我感兴趣的是,您可以像这样存储的值的数量是否存在实际限制? 例如,如果数字超过 64,则不能再使用(64 位)整数。 如果是这种情况,你会用什么? 它会如何影响您的程序逻辑(即:您仍然可以使用按位比较)吗?

我知道,一旦您开始获得非常大的值集,不同的方法将是最佳解决方案,但我对方法的边界感兴趣。

There's a common way to store multiple values in one variable, by using a bitmask. For example, if a user has read, write and execute privileges on an item, that can be converted to a single number by saying read = 4 (2^2), write = 2 (2^1), execute = 1 (2^0) and then add them together to get 7.

I use this technique in several web applications, where I'd usually store the variable into a field and give it a type of MEDIUMINT or whatever, depending on the number of different values.

What I'm interested in, is whether or not there is a practical limit to the number of values you can store like this? For example, if the number was over 64, you couldn't use (64 bit) integers any more. If this was the case, what would you use? How would it affect your program logic (ie: could you still use bitwise comparisons)?

I know that once you start getting really large sets of values, a different method would be the optimal solution, but I'm interested in the boundaries of this method.
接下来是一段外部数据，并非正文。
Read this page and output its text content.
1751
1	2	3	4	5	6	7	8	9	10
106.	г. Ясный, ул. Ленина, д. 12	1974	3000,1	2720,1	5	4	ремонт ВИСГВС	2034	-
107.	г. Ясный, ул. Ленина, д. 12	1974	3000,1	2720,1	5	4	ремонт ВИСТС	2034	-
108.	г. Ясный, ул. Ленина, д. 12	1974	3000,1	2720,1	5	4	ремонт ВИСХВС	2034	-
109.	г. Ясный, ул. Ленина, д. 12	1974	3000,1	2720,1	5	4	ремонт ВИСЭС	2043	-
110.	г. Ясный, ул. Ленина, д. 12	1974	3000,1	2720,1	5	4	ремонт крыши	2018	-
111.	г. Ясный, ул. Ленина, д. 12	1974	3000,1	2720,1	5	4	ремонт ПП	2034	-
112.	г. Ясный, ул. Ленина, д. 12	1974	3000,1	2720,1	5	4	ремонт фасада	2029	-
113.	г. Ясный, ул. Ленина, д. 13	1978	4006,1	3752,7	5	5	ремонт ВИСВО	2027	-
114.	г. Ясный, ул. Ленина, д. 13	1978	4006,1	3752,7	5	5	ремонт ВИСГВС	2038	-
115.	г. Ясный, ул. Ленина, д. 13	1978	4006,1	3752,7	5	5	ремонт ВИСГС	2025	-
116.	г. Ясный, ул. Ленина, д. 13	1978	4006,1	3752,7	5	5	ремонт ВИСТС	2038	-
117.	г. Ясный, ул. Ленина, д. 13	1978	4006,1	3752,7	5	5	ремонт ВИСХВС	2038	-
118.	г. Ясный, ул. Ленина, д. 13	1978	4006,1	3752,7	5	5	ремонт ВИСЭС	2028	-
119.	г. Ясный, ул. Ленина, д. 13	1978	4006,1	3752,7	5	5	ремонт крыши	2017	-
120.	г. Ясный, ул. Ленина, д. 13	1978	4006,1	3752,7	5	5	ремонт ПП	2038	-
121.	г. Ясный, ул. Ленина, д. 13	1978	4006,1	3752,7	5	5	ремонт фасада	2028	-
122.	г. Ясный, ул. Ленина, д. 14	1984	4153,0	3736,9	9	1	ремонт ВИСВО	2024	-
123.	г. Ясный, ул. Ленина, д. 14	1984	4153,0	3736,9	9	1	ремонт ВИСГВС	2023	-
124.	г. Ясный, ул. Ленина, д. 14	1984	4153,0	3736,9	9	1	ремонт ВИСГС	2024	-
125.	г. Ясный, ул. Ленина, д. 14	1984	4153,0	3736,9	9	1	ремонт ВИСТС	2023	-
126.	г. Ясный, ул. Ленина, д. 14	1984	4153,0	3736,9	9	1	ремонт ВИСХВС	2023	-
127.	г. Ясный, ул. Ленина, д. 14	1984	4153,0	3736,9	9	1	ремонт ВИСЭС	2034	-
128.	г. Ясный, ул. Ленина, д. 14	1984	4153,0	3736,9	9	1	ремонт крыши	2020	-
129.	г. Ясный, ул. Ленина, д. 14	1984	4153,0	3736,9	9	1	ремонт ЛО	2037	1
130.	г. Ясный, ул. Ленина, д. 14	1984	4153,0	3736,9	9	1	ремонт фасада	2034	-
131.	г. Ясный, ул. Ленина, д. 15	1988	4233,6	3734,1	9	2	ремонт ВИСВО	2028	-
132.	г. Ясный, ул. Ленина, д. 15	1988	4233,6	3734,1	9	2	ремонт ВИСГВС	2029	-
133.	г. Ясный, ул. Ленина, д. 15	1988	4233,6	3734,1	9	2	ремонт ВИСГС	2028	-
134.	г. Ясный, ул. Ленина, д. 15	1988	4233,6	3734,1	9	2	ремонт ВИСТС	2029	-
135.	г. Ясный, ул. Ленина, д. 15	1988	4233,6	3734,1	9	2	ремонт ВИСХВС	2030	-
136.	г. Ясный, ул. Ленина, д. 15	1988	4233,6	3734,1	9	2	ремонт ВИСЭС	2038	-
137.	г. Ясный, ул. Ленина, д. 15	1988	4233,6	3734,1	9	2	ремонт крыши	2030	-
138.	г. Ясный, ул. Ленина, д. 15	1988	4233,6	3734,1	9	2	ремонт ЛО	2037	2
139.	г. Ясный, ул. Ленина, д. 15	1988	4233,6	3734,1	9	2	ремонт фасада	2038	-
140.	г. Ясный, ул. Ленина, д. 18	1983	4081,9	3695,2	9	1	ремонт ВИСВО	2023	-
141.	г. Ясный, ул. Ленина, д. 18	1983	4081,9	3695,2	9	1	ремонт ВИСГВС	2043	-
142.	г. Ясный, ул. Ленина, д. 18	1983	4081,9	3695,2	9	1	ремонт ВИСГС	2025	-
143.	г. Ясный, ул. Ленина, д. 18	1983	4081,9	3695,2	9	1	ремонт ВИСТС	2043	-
如果你对这篇内容有疑问,欢迎到本站社区发帖提问 参与讨论,获取更多帮助,或者扫码二维码加入 Web 技术交流群。

扫码二维码加入Web技术交流群

发布评论

需要 登录 才能够评论, 你可以免费 注册 一个本站的账号。

评论(7

东北女汉子 2024-07-13 10:23:24

我突然想到,我会编写一个 set_bitget_bit 函数,它们可以采用字节数组和数组中的位偏移量,并使用一些位-摆弄以设置/获取数组中的适当位。 像这样的东西(用C语言,但希望你能明白):

// sets the n-th bit in |bytes|. num_bytes is the number of bytes in the array
// result is 0 on success, non-zero on failure (offset out-of-bounds)
int set_bit(char* bytes, unsigned long num_bytes, unsigned long offset)
{
  // make sure offset is valid
  if(offset < 0 || offset > (num_bytes<<3)-1) { return -1; }

  //set the right bit
  bytes[offset >> 3] |= (1 << (offset & 0x7));

  return 0; //success 
}

//gets the n-th bit in |bytes|. num_bytes is the number of bytes in the array
// returns (-1) on error, 0 if bit is "off", positive number if "on"
int get_bit(char* bytes, unsigned long num_bytes, unsigned long offset)
{
  // make sure offset is valid
  if(offset < 0 || offset > (num_bytes<<3)-1) { return -1; }

  //get the right bit
  return (bytes[offset >> 3] & (1 << (offset & 0x7));
}

Off the top of my head, I'd write a set_bit and get_bit function that could take an array of bytes and a bit offset in the array, and use some bit-twiddling to set/get the appropriate bit in the array. Something like this (in C, but hopefully you get the idea):

// sets the n-th bit in |bytes|. num_bytes is the number of bytes in the array
// result is 0 on success, non-zero on failure (offset out-of-bounds)
int set_bit(char* bytes, unsigned long num_bytes, unsigned long offset)
{
  // make sure offset is valid
  if(offset < 0 || offset > (num_bytes<<3)-1) { return -1; }

  //set the right bit
  bytes[offset >> 3] |= (1 << (offset & 0x7));

  return 0; //success 
}

//gets the n-th bit in |bytes|. num_bytes is the number of bytes in the array
// returns (-1) on error, 0 if bit is "off", positive number if "on"
int get_bit(char* bytes, unsigned long num_bytes, unsigned long offset)
{
  // make sure offset is valid
  if(offset < 0 || offset > (num_bytes<<3)-1) { return -1; }

  //get the right bit
  return (bytes[offset >> 3] & (1 << (offset & 0x7));
}
关于从前 2024-07-13 10:23:24

我在文件系统代码中使用了位掩码,其中位掩码比机器字大很多倍。 把它想象成一个“布尔数组”;

(如果您想知道,请在闪存中记录掩码)

许多编译器都知道如何为您执行此操作。 添加一点面向对象的代码,使类型能够合理地运行,然后你的代码开始看起来像它的意图,而不是一些位敲击。

我的2分钱。

I've used bit masks in filesystem code where the bit mask is many times bigger than a machine word. think of it like an "array of booleans";

(journalling masks in flash memory if you want to know)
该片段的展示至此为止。